Because there is variability in floating bonds, there is sometimes the potential to earn higher interest rates than on fixed rate bonds, but there is also the risk of earning less. 

The reason a fixed rate bond is such a stable investment instrument is because it guarantees a certain amount of cash flow. External factors won’t affect the amount of income that you’re paid on a bond of this type.

This makes it a good part of a balanced portfolio that is created for income generation.

It also makes predicting the amount of income you can count on from your investments very easy, whereas investments affected by any kind of a floating rate are more difficult to predict. 

Fixed Term Bonds 

Fixed term bonds are bonds that come due at a specified date.

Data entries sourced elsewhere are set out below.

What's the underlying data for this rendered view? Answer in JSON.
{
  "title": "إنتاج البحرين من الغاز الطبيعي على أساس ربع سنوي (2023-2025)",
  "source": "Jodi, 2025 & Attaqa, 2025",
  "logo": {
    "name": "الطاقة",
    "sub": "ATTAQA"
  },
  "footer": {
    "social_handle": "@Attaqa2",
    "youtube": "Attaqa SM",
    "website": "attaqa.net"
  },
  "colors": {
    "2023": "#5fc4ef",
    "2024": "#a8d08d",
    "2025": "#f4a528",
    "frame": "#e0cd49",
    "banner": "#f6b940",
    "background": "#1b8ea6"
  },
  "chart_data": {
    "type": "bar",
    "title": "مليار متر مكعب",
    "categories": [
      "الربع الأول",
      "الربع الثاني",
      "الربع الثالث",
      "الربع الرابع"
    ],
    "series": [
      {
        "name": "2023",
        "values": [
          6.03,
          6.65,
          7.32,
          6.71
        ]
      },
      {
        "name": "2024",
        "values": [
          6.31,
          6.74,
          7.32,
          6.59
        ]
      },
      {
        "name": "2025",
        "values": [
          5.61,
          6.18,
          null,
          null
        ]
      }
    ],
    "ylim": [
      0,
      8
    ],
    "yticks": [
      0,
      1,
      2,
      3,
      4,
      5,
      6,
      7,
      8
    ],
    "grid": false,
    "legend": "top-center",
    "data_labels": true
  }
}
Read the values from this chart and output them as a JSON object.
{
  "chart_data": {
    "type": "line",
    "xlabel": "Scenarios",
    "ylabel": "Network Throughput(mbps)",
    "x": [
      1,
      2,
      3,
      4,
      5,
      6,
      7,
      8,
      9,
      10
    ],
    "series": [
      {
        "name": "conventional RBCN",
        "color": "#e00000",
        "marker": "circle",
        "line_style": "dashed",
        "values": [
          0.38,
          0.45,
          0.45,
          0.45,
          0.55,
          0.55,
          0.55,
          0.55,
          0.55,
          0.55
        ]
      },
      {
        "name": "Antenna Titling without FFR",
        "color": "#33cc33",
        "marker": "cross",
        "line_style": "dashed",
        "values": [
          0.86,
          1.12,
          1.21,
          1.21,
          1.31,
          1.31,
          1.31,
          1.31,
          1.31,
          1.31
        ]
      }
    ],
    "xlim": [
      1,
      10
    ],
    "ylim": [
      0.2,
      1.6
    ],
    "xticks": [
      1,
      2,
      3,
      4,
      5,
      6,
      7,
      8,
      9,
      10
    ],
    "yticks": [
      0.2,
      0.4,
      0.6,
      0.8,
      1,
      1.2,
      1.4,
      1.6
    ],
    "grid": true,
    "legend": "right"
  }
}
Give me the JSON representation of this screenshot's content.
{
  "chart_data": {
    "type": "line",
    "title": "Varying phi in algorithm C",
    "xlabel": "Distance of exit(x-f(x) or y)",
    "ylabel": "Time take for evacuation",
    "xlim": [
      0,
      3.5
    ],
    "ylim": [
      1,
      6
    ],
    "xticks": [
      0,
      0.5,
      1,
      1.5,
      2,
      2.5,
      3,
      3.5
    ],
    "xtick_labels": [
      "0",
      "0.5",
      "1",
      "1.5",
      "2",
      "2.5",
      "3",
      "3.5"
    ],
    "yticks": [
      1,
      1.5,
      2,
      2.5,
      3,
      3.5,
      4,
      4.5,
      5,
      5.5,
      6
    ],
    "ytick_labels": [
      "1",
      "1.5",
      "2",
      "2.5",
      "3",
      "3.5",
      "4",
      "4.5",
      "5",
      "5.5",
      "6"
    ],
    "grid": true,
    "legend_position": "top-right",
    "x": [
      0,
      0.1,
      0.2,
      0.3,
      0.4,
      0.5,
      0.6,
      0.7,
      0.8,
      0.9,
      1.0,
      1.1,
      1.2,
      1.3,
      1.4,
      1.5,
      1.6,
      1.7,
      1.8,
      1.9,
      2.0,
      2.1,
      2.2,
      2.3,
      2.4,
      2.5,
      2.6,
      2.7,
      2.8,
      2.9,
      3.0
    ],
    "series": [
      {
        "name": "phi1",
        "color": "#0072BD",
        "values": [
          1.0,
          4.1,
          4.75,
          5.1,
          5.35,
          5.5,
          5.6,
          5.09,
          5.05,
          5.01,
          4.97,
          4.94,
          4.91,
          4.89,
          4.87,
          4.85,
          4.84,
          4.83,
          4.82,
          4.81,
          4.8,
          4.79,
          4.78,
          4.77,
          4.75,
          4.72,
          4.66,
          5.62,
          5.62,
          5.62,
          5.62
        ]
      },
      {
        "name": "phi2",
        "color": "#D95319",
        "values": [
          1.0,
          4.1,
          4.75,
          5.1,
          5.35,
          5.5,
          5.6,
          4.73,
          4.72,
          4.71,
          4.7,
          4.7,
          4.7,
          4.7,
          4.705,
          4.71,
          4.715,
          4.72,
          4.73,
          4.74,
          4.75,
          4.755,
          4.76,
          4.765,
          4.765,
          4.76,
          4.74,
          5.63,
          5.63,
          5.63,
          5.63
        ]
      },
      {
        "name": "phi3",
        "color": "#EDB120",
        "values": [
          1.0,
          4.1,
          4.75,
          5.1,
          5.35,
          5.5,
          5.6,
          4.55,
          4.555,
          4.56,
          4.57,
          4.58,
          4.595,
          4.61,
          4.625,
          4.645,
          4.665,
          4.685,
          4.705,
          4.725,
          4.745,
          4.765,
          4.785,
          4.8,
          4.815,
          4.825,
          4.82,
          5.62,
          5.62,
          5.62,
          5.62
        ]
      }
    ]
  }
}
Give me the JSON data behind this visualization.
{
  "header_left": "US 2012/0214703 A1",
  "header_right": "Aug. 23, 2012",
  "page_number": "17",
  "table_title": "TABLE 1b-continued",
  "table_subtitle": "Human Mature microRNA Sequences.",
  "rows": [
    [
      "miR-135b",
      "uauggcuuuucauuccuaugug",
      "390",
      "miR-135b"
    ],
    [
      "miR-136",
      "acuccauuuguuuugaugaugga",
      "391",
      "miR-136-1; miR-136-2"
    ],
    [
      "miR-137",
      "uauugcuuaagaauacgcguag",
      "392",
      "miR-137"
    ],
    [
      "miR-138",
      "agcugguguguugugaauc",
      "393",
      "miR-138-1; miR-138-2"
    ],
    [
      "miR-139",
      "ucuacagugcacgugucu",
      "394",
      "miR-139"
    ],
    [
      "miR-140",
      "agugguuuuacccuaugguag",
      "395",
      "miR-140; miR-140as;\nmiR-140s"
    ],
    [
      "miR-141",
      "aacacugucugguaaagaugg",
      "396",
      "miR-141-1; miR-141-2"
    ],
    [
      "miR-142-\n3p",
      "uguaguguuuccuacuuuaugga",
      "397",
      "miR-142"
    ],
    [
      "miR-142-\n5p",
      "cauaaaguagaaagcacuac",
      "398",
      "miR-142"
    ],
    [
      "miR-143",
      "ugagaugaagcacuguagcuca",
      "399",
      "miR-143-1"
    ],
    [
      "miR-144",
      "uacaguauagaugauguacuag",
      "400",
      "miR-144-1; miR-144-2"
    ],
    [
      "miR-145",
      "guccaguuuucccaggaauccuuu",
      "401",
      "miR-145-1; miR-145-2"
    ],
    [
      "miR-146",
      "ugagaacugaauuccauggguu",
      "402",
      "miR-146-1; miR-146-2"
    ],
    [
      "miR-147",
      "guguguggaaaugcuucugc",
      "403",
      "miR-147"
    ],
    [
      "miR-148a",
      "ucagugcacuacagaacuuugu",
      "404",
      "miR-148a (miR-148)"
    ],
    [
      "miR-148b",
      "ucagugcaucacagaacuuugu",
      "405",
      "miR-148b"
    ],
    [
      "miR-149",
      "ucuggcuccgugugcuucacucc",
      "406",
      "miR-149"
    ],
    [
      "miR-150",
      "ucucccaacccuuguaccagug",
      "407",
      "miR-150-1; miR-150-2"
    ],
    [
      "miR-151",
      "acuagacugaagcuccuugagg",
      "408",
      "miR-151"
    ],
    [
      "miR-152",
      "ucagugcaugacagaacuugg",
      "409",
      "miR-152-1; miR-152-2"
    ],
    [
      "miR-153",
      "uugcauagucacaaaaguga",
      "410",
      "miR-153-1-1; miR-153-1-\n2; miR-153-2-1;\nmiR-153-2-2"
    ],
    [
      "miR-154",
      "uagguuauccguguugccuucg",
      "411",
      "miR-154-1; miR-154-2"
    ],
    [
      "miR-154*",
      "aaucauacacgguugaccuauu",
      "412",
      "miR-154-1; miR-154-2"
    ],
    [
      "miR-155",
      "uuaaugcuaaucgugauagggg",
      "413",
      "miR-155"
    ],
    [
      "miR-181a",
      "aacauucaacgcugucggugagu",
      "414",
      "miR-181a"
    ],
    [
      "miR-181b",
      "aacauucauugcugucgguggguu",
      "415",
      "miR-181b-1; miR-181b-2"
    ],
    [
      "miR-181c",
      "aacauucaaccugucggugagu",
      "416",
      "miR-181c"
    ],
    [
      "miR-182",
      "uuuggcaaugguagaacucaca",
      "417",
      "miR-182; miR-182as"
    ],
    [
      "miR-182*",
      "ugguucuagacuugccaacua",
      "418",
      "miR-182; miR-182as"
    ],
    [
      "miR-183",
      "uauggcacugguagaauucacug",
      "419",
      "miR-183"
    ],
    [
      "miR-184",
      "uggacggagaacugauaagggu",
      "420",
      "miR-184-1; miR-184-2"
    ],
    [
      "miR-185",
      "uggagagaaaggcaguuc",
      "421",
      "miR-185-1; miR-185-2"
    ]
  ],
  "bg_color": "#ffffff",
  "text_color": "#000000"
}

This means that once the bond matures, the borrow is forced to repay the principle payment that was paid for the bond. Almost all bonds have fixed terms, although some have a range within which you can redeem a bond.

Some U.S. savings bonds, for instance, can be redeemed after 5 years without a penalty, but may be held up to 30 years. 

Fixed term bonds can still be bought and sold on the market, potentially for more or less money than the face value of the bond.

However, if you hold the bond to the end of that term and redeem it, you are guaranteed to be paid back the value that you initially paid for it. 


Investing is about finding balance. This includes balance between risk and safety and between stability and volatility.

Fixed term bonds and fixed rate bonds provide both stability and safety.

They are a safe investment that should provide a predictable rate of return.

However, this is often a lower rate than an investor might make on his or her riskier investments.

Having some percentage of your wealth invested in this type of product creates balance, protecting the cash flow and overall portfolio.

That way, the investor is free to invest in more volatile options, such as stocks, with the rest of his wealth.